At initialization, \(W\) is small, so all scores \(s_j \approx 0\). What is the loss \(L_i\), assuming \(C\) classes? If all \(s_j \approx 0\) (including \(s_{y_i} \approx 0\)), then for each of the \(C-1\) incorrect classes j, the term is:
\[s_j - s_{y_i} + \Delta ≈ 0 - 0 + \Delta = \Delta\]
So, \(\max(0, \Delta)\) is just \(\Delta\) (assuming our margin \(\Delta\) is positive, e.g., \(\Delta=1\)). We sum this \(\Delta\) over all \(C-1\) incorrect classes. Therefore, \(L_i ≈ (C-1) \Delta\). If \(\Delta=1\), then the initial loss \(L\) is approximately \(C-1\). For CIFAR-10 with \(C=10\) classes and \(\Delta=1\), the initial SVM loss per example would be around 9. This is another good sanity check for your implementation. If you see an initial SVM loss far from \(C-1\), you might have an issue.
What if we used a squared term for the loss: \(L_i = \sum_{j \neq y_i} \max(0, s_j - s_{y_i} + \Delta)^2\)? This is known as the squared hinge loss (or L2-SVM). The standard (L1) hinge loss \(\max(0, margin\_violation)\) penalizes any violation linearly. Every unit of margin violation contributes equally to the loss. The squared (L2) hinge loss \(\max(0, margin\_violation)^2\) penalizes larger violations much more heavily than smaller ones due to the squaring. It’s more sensitive to outliers or examples that are very wrong. This can sometimes lead to different solutions. Both have been used, though the L1 hinge loss is perhaps more standard for the classic SVM. The L2 version is smoother (differentiable even when the margin violation is zero, though the max(0,…) still introduces a non-differentiability point when the argument to max is exactly zero), which can sometimes be beneficial for certain optimization algorithms.
Here’s a python function that calculates the SVM loss for a single example x with true label y, given weight W.
def L_i_vecterized(x, y, W):
1 scores = W.dot(x)
2 margins = np.maximum(0, scores - score[y] + 1)
3 margins[y] = 0
loss_i = np.sum(margin)
return loss_i- 1
- calculate scores
- 2
- then calculate the margins \(s_j - s_{y_i} + 1\)
- 3
- only sum \(j\) is not \(y_i\) so when \(j = y_i\), set to zero
This is a nice, compact vectorized implementation.

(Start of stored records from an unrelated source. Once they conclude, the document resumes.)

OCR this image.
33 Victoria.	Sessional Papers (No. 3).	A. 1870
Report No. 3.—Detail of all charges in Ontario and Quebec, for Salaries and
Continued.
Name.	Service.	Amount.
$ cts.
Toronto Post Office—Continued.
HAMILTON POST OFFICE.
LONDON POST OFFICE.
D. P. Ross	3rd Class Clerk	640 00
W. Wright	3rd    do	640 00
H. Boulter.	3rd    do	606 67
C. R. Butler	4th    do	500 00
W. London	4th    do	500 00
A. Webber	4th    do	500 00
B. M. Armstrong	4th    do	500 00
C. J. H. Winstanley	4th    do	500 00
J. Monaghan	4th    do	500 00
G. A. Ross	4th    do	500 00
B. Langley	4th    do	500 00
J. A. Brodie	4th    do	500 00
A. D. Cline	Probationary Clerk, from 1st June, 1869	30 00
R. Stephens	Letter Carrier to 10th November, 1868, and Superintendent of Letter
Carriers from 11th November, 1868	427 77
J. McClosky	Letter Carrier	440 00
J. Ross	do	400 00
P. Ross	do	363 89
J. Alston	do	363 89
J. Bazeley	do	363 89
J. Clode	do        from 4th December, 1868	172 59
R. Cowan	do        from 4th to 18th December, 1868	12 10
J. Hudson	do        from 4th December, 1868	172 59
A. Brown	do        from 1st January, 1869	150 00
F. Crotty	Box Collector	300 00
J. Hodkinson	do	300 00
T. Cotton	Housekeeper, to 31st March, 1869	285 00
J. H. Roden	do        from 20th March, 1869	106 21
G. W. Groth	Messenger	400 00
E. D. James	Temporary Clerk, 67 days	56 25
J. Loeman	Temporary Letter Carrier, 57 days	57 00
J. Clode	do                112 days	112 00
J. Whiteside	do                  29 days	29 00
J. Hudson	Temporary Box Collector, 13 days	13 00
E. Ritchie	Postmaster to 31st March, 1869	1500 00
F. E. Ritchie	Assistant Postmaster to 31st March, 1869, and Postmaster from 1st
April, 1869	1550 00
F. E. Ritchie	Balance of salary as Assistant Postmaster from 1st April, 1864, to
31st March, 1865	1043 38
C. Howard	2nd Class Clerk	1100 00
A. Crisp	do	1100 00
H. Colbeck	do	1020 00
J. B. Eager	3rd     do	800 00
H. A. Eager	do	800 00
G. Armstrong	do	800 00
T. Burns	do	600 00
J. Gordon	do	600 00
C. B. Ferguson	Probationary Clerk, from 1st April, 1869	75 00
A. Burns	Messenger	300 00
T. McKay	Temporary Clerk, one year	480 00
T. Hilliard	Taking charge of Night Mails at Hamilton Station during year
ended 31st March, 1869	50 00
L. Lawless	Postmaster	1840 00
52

To get the loss for a whole batch of data, you’d typically loop over your batch, call this function for each example, and then average the results.
SVM is a margin-based loss. Softmax is a probabilistic loss that cares about the full distribution. In practice, both are widely used, and sometimes one might perform slightly better than the other depending on the dataset and task, but often their performance is quite similar when used in deep networks. The choice can also come down to whether you explicitly need probability outputs from your model.